By the look of things however, it appears that Mugesera who lives in Quebec, could finally face deportation to Rwanda within a week-and-a-half’s time.

According to reports in the Canadian press, Mugesera received notice from the Citizenship and Immigration department in early December informing him that his time in Canada was up.

Once deported, Mugesera who left the country in 1992 will be charged with inciting violence and crimes against humanity.

He is wanted for his 1992 incendiary speech regarded as one of the very first calls made by genocide architects to Hutus urging them to "finish” the ‘cockroaches’ (Tutsis) and send them (via River Nyabarongo) back to Abyssinia where he said, they came from.

In his hate speech which was rebroadcast many times during the 1994 Genocide, Mugesera told Hutu’s Militia that "If you don’t cut off their necks, they will cut yours”.

According to Senator Jean Damascene Bizimana, who knew Mugesera at the time, the speech was made on November 17 at Kabaya in Gisenyi Prefecture where he rallied young Hutu men to carry out the killings.

"At that time he was the vice president of MRND in Gisenyi Prefecture,” he said.

"His speech led to the first killings of the Tutsi that took place in Kibuye, Gisenyi, Bugesera and Umutara area. The killings were out as a dry run by the architects of the Genocide”.

The Senator, who is also a renowned researcher on Genocide and Rwanda’s history, said Mugesera’s speech was very influential in rallying and the formation of Interahamwe militia, a group young marauding Hutu men who carried out the killing in 1994.

"It would be good if he was deported. He would actually be one of the very few core planners of the Genocide to be tried in Rwanda. He was one of the very first people to plan how the Genocide could be executed, years before it took place”.Bizimana noted.

The Prosecutor General, Martin Ngoga, said that while there has been a long delay in making the decision, if honoured by Canada; it would be a welcome one.

"We have in the recent days seen signs that pointed to the fact that Canadian authorities were considering the deportation,” he revealed.

"We can not confirm that. If it happens, that would be, without question, a right decision that has been long overdue”.

"Legal processes were exhausted; what we have been waiting for is a political decision to deport him. In some of these western jurisdictions, surprisingly, legal victory is not necessarily enough to get things done,” he added.

Genocide survivors can also not wait for the man to be extradited.

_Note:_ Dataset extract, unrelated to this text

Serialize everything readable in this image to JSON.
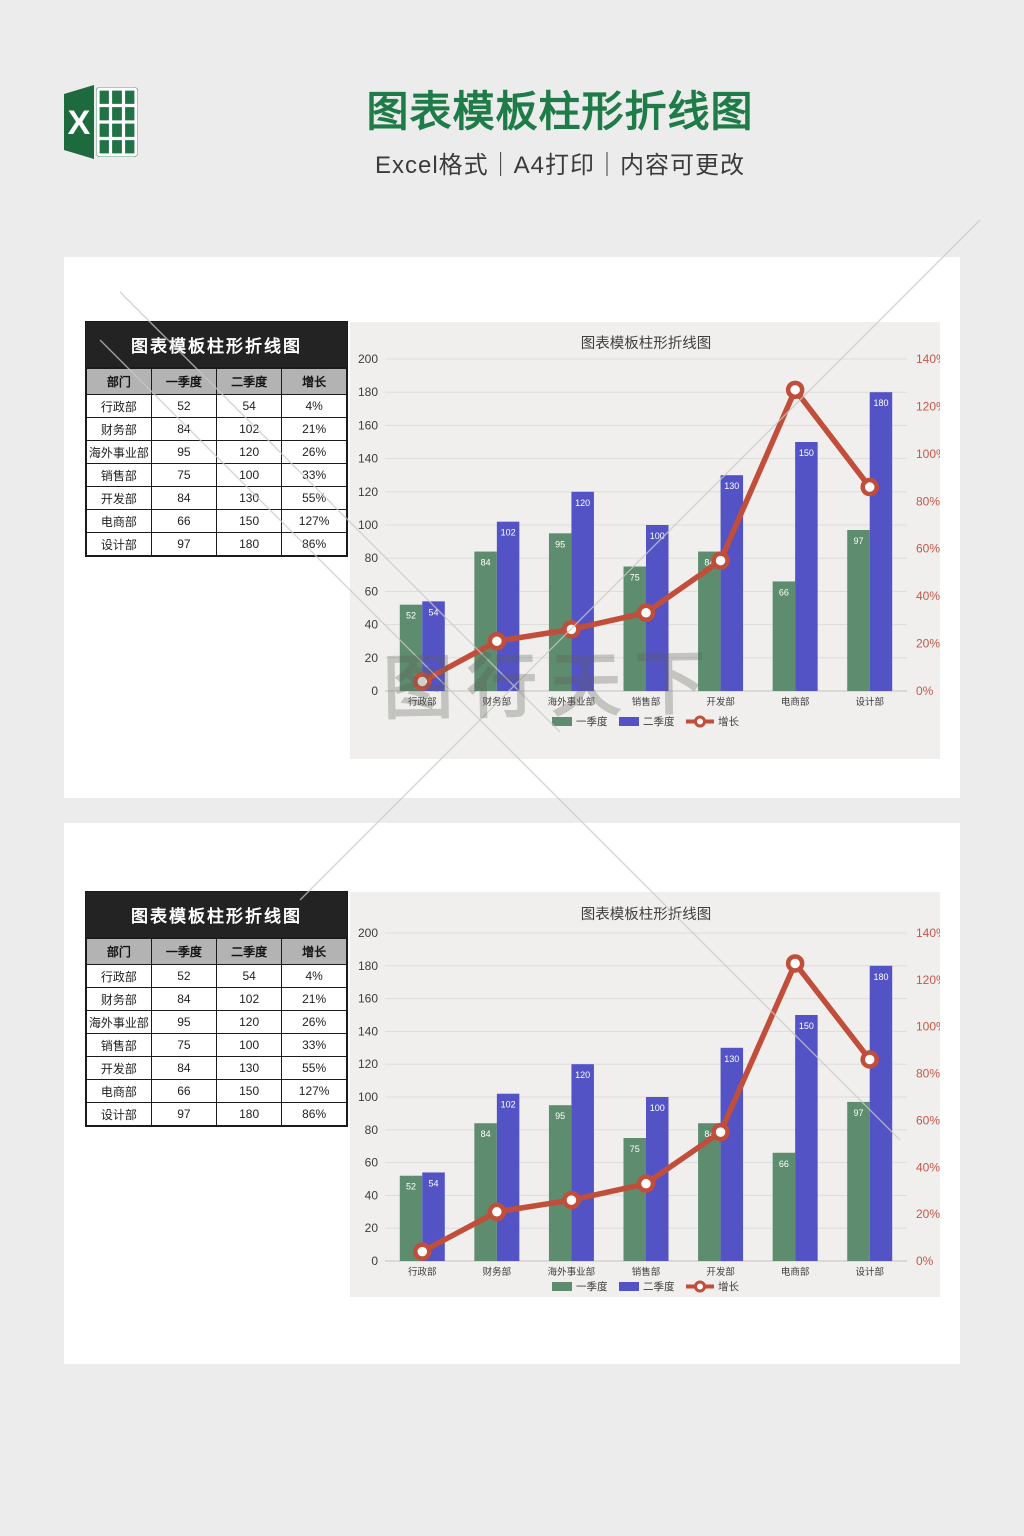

"It would send a strong message to the world if this man is sent back to Rwanda. His actions took place here and he should be tried here,” said Odette Kayirere, the president of the Association of Widows of the Genocide (Avega Agahozo) in Gasabo.

She noted that deporting Mugesera and trying him would prove that the Genocide was planned earlier and did not break out spontaneously as some allege.


Born in Muhororo, Ngororero district, Mugesera holds a PhD in Criminology.